Investors Full of Optimism
A more muted session on Wednesday, which is likely to continue as the US and others observe Veterans Day and markets settle after a vaccine boost in recent days.
The vaccine news feels like a real game-changer for these markets. The first time in months that optimism is driven by the prospect of permanent economic reopenings and a return to normality, as opposed to emergency stimulus measures and a booming pandemic-proof tech sector. It's far healthier for these markets in the long term.
I don't want to get too carried away, huge hurdles remain, not least final approval for the vaccine once all of the data is properly analysed. But the recent development was really significant. The last few days has felt like an enormous rush of relief through the markets rather the usual FOMO surge.

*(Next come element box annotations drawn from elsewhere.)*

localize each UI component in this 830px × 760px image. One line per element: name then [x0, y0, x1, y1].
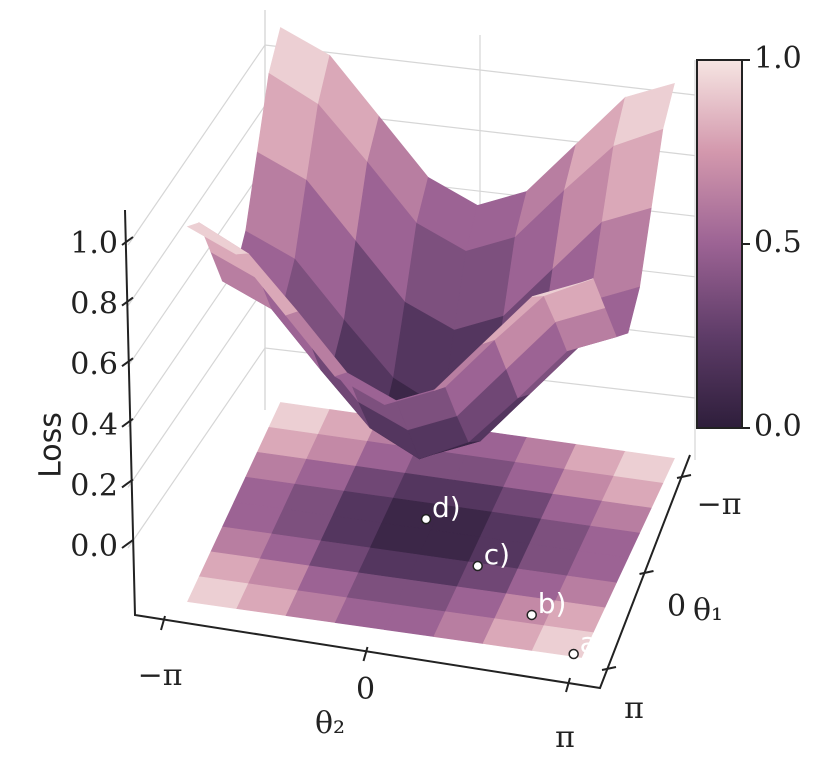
colorbar	[696, 59, 743, 429]
axis-line	[124, 209, 691, 690]
y-tick-label: −π	[697, 487, 742, 522]
surface	[186, 26, 675, 460]
axes: a) b) c) d) 0.0 0.2 0.4 0.6 0.8 1.0 −π 0 π −π 0 π 0.0 0.5…	[70, 41, 801, 755]
z-tick-label: 0.4	[70, 408, 118, 443]
z-tick	[121, 357, 134, 368]
point-label: c)	[484, 538, 510, 571]
z-tick	[121, 478, 134, 489]
point	[526, 609, 537, 621]
x-axis-label: θ₂	[315, 706, 345, 741]
z-tick-label: 0.2	[70, 468, 118, 503]
y-tick	[676, 474, 692, 479]
surface-cell	[532, 278, 594, 297]
point-label: a)	[580, 626, 608, 659]
y-tick	[601, 666, 617, 671]
z-tick-label: 0.0	[70, 529, 118, 564]
z-tick-label: 0.8	[70, 287, 118, 322]
y-axis-label: θ₁	[693, 593, 723, 628]
point	[420, 513, 432, 525]
x-tick	[160, 615, 166, 631]
x-tick	[565, 677, 571, 693]
x-tick-label: 0	[356, 672, 375, 707]
z-tick-label: 1.0	[70, 226, 118, 261]
colorbar-tick-label: 1.0	[754, 41, 802, 76]
z-tick-label: 0.6	[70, 347, 118, 382]
point-label: d)	[432, 491, 461, 524]
y-tick-label: π	[624, 691, 644, 726]
z-tick	[121, 417, 134, 428]
y-tick	[639, 570, 654, 575]
floor-cell	[531, 625, 594, 658]
point	[568, 648, 579, 660]
x-tick-label: π	[555, 720, 575, 755]
x-tick	[362, 646, 369, 662]
z-tick	[121, 539, 134, 549]
z-tick	[121, 296, 134, 307]
point-label: b)	[538, 587, 567, 620]
colorbar-tick-label: 0.5	[754, 225, 802, 260]
z-tick	[121, 236, 134, 246]
colorbar-tick-label: 0.0	[754, 409, 802, 444]
x-tick-label: −π	[138, 658, 183, 693]
point	[472, 560, 483, 572]
y-tick-label: 0	[667, 589, 686, 624]
z-axis-label: Loss	[34, 412, 69, 478]
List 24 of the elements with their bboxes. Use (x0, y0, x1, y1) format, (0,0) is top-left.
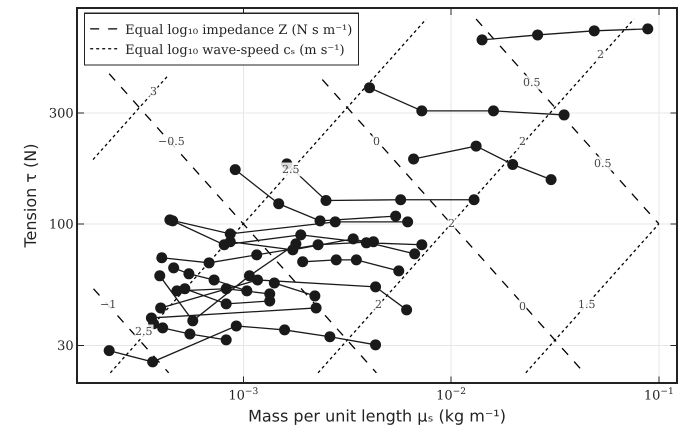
annotation: 2 (448, 217, 455, 230)
annotation: 0.5 (594, 157, 612, 170)
annotation: 2.5 (135, 325, 152, 338)
annotation: 2 (375, 298, 382, 311)
annotation: 2 (597, 48, 604, 61)
x-tick-label: 10$^{−1}$ (644, 386, 674, 404)
annotation: 2 (519, 135, 526, 148)
annotation: 0 (519, 300, 526, 313)
annotation: 2.5 (282, 163, 300, 176)
legend-label: Equal log₁₀ wave-speed cₛ (m s⁻¹) (125, 42, 345, 58)
annotation: −0.5 (158, 135, 185, 148)
x-axis-title: Mass per unit length μₛ (kg m⁻¹) (248, 406, 506, 426)
x-tick-label: 10$^{−2}$ (436, 386, 466, 404)
annotation: 0 (373, 135, 380, 148)
annotation: −1 (100, 298, 116, 311)
y-axis-title: Tension τ (N) (21, 143, 40, 249)
y-tick-label: 100 (48, 217, 74, 232)
annotation: 1.5 (578, 298, 596, 311)
x-tick-label: 10$^{−3}$ (228, 386, 259, 404)
y-tick-label: 30 (57, 339, 74, 354)
y-tick-label: 300 (48, 106, 74, 122)
annotation: 3 (150, 85, 157, 98)
legend-label: Equal log₁₀ impedance Z (N s m⁻¹) (125, 22, 352, 38)
annotation: 0.5 (523, 76, 540, 89)
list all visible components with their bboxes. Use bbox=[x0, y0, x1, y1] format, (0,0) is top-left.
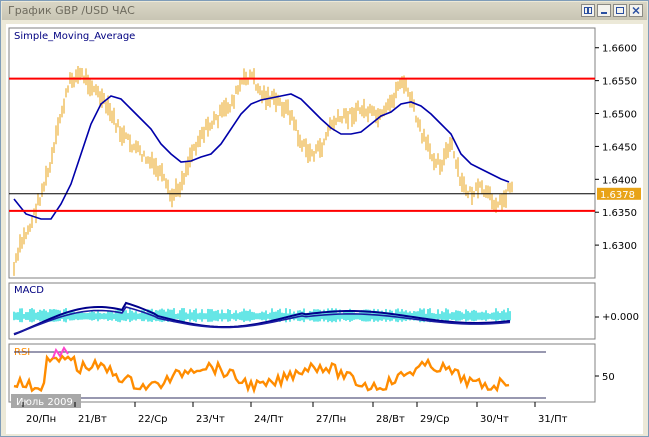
time-tick-label: 23/Чт bbox=[196, 414, 225, 425]
macd-signal-line bbox=[13, 306, 511, 335]
window-title: График GBP /USD ЧАС bbox=[8, 4, 135, 17]
time-tick-label: 29/Ср bbox=[420, 414, 449, 425]
price-tick-label: 1.6600 bbox=[602, 44, 637, 55]
price-tick-label: 1.6500 bbox=[602, 110, 637, 121]
time-tick-label: 21/Вт bbox=[78, 414, 107, 425]
macd-main-line bbox=[13, 301, 511, 336]
minimize-icon[interactable] bbox=[597, 4, 611, 17]
title-bar[interactable]: График GBP /USD ЧАС bbox=[2, 2, 647, 20]
period-badge bbox=[11, 394, 81, 408]
price-tick-label: 1.6400 bbox=[602, 175, 637, 186]
time-tick-label: 20/Пн bbox=[26, 414, 56, 425]
time-tick-label: 31/Пт bbox=[538, 414, 568, 425]
macd-panel: MACD +0.000 bbox=[8, 282, 639, 340]
time-tick-label: 28/Вт bbox=[376, 414, 405, 425]
current-price-tag bbox=[597, 187, 641, 200]
moving-average-line bbox=[13, 93, 510, 220]
macd-panel-title: MACD bbox=[14, 285, 44, 296]
time-tick-label: 30/Чт bbox=[480, 414, 509, 425]
price-tick-label: 1.6450 bbox=[602, 142, 637, 153]
time-tick-label: 24/Пт bbox=[254, 414, 284, 425]
time-tick-label: 27/Пн bbox=[316, 414, 346, 425]
chart-canvas[interactable]: Simple_Moving_Average 1.6600 1.6550 1.6500… bbox=[6, 24, 643, 434]
price-ticks: 1.6600 1.6550 1.6500 1.6450 1.6400 1.6350 1.63… bbox=[595, 44, 637, 252]
tile-icon[interactable] bbox=[581, 4, 595, 17]
price-tick-label: 1.6350 bbox=[602, 208, 637, 219]
price-panel-title: Simple_Moving_Average bbox=[14, 31, 135, 42]
close-icon[interactable] bbox=[629, 4, 643, 17]
time-axis: 20/Пн 21/Вт 22/Ср 23/Чт 24/Пт 27/Пн 28/Вт 29/Ср… bbox=[22, 402, 568, 425]
macd-zero-label: +0.000 bbox=[602, 312, 639, 323]
price-bars bbox=[13, 66, 513, 276]
rsi-50-label: 50 bbox=[602, 372, 615, 383]
period-badge-label: Июль 2009 bbox=[16, 397, 73, 408]
price-tick-label: 1.6300 bbox=[602, 241, 637, 252]
rsi-line bbox=[13, 354, 510, 395]
time-tick-label: 22/Ср bbox=[138, 414, 167, 425]
rsi-panel: RSI 50 Июль 2009 bbox=[8, 343, 615, 408]
current-price-label: 1.6378 bbox=[600, 190, 635, 201]
price-panel: Simple_Moving_Average 1.6600 1.6550 1.6500… bbox=[8, 27, 641, 279]
restore-icon[interactable] bbox=[613, 4, 627, 17]
rsi-overbought-segment bbox=[52, 346, 69, 359]
price-tick-label: 1.6550 bbox=[602, 77, 637, 88]
chart-area[interactable]: Simple_Moving_Average 1.6600 1.6550 1.6500… bbox=[6, 24, 643, 434]
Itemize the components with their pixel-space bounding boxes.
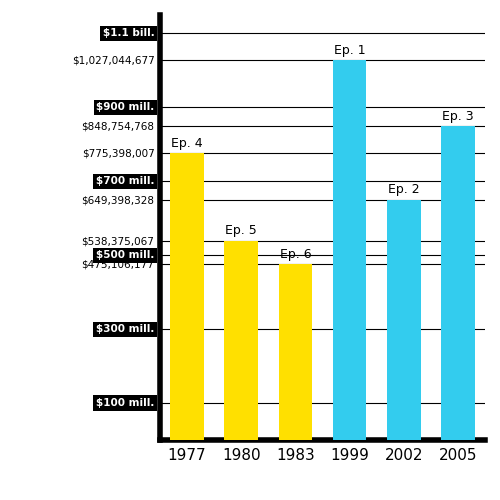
Text: Ep. 3: Ep. 3 bbox=[442, 110, 474, 122]
Text: $100 mill.: $100 mill. bbox=[96, 398, 154, 408]
Text: $775,398,007: $775,398,007 bbox=[82, 148, 154, 158]
Bar bbox=[224, 241, 258, 440]
Text: $1.1 bill.: $1.1 bill. bbox=[102, 28, 154, 38]
Text: $300 mill.: $300 mill. bbox=[96, 324, 154, 334]
Text: $475,106,177: $475,106,177 bbox=[82, 260, 154, 270]
Bar bbox=[170, 154, 204, 440]
Text: $848,754,768: $848,754,768 bbox=[82, 122, 154, 132]
Text: $538,375,067: $538,375,067 bbox=[82, 236, 154, 246]
Text: Ep. 2: Ep. 2 bbox=[388, 184, 420, 196]
Bar bbox=[387, 200, 420, 440]
Text: $500 mill.: $500 mill. bbox=[96, 250, 154, 260]
Text: $700 mill.: $700 mill. bbox=[96, 176, 154, 186]
Text: Ep. 1: Ep. 1 bbox=[334, 44, 366, 57]
Text: Ep. 4: Ep. 4 bbox=[172, 136, 203, 149]
Bar bbox=[278, 264, 312, 440]
Text: $649,398,328: $649,398,328 bbox=[82, 195, 154, 205]
Text: $1,027,044,677: $1,027,044,677 bbox=[72, 56, 154, 66]
Text: Ep. 5: Ep. 5 bbox=[226, 224, 257, 237]
Text: Ep. 6: Ep. 6 bbox=[280, 248, 311, 260]
Text: $900 mill.: $900 mill. bbox=[96, 102, 154, 113]
Bar bbox=[441, 126, 474, 440]
Bar bbox=[333, 60, 366, 440]
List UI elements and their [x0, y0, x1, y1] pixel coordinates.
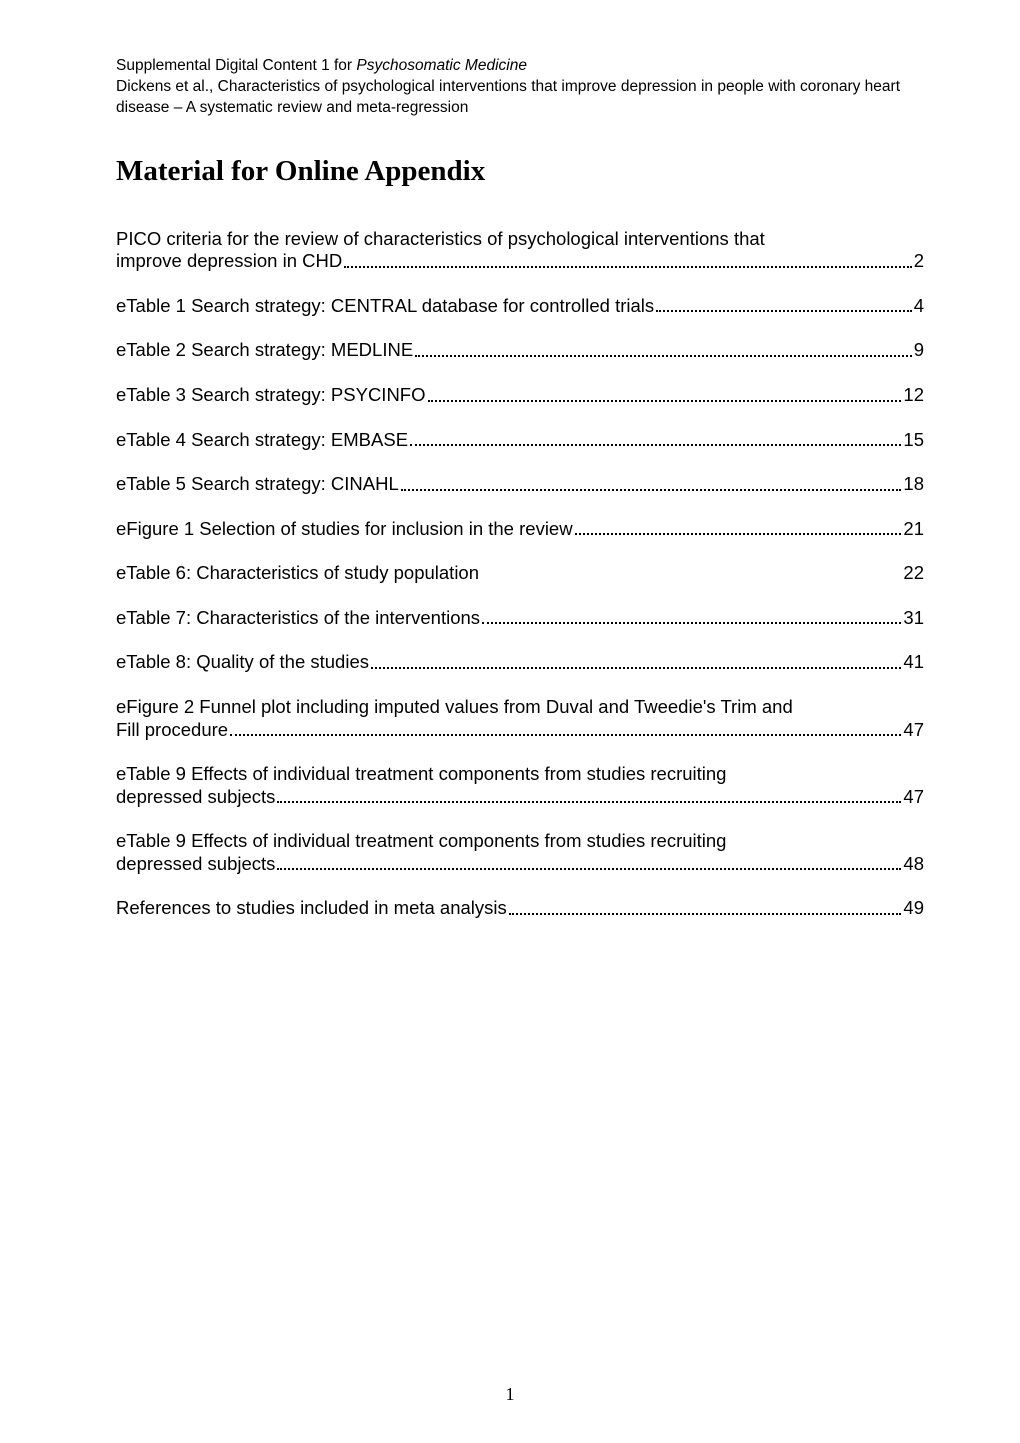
- toc-leader-dots: [344, 266, 912, 268]
- toc-leader-dots: [575, 533, 902, 535]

With other vaccine candidates in late-stage trials, more good news could follow in the final weeks of the year which could ensure that these markets end of a high. It's far too early to throw terms like Santa rally around but December may be a very good month if certain things fall into place as they very well could.
The markets may have completely ignored President Donald Trump's attempts to claw back the election but until the result is confirmed, this poses a potential downside risk. Not the prospect of Trump returning for a second term, of course, the markets did very well under his leadership, but the prospect of a long-drawn out process that leaves the US effectively leaderless come January.
The prospect of more fiscal aid looks far off, with Mitch McConnell viewing the latest labour market report as evidence that the economy is doing much better. That may not be the case in another month or so as the latest surge weighs on the economy and potentially enforces restrictions but either way, a package of any kind isn't looking likely soon. Potentially another upside surprise later in the year but I'm not banking on it.
The interesting one will be the Federal Reserve. The lack of fiscal stimulus has left many thinking more easing in December is basically a foregone conclusion, especially with Covid tearing across the US once again as we head into the winter. But more positive vaccine news and stable financial markets may encourage them to hold off. I don't think that would be the best idea and I expect they will ease, but it may not be the foregone conclusion many expect.
Other central banks aren't wasting any time. The RBNZ became the latest to ease monetary policy this morning, announcing a new funding for lending scheme aimed at reducing funding costs and lower rates but refrained from cutting the benchmark rate into negative territory. They joined the RBA and BoE last week and it's widely expected the ECB and Fed won't be far behind, equiped with fresh economic projections next month.
All of these are potential bullish factors for markets heading into year-end. Of course, I'm not forgetting the biggest downside risk of all. Winter has come early, Europe is in lockdown, the US may not be far behind in adding restrictions. Perhaps the work of the various policy makers earlier this year is putting investors minds at ease but this wave could be much worse so it remains a signficant downside risk for the markets.
Brexit updates have been few and far between the last few weeks - which has made me more confident that a deal will be reached, not less - and reports this morning suggested EU diplimats expect a deal to be presented in the middle of next week. That would be a massive achievement for both sides and come as a huge relief given the obvious risk of adding no-deal Brexit to everything on 1st January.
Oil hits two month high on timely production hints
Oil prices are flying; the euphoria of the vaccine news combined with the prospect of slower production increases has sent crude prices to more than two month highs. The vaccine news is obviously massive here and could really shift the dial on the demand side next year. The timing of Saudi Energy Minister Abdulaziz bin Salman's comments just further fueled the buying frenzy.
His suggestion that the OPEC+ deal could be tweaked "even beyond what the so-called analysts are talking about" has got traders excited. A near-term supply adjustment and improved longer-term demand prospects is just what crude prices needed and further vaccine news in the coming weeks could propel them further. The obvious downside risk being a severe winter Covid surge and OPEC+ not following through on these hints.
It will now be interesting to see how Brent and WTI trade around $44 and $42, respectively, from the upside. Should they find support here, that would be a very bullish signal. To the upside, the next big test will come around $47 (Brent) and $44 (WTI).
Gold sees increasing near-term downside risks
Gold enjoyed some mild reprieve yesterday but continues to hover near its three month lows. Higher yields in the US is continuing to provide some support for the dollar which, in turn, is keeping gold prices under pressure. The key area remains $1,850-1,860 and it's looking very vulnerable in the near-term. More vaccine good news in the coming weeks is a big threat to that level.
Beyond that, I continue to think the longer term prospects for gold are bullish, the road to recovery will take time and require more central bank and government support. But given the reaction we've seen to vaccine news in recent days, the immediate downside risks for gold have undoubtedly increased.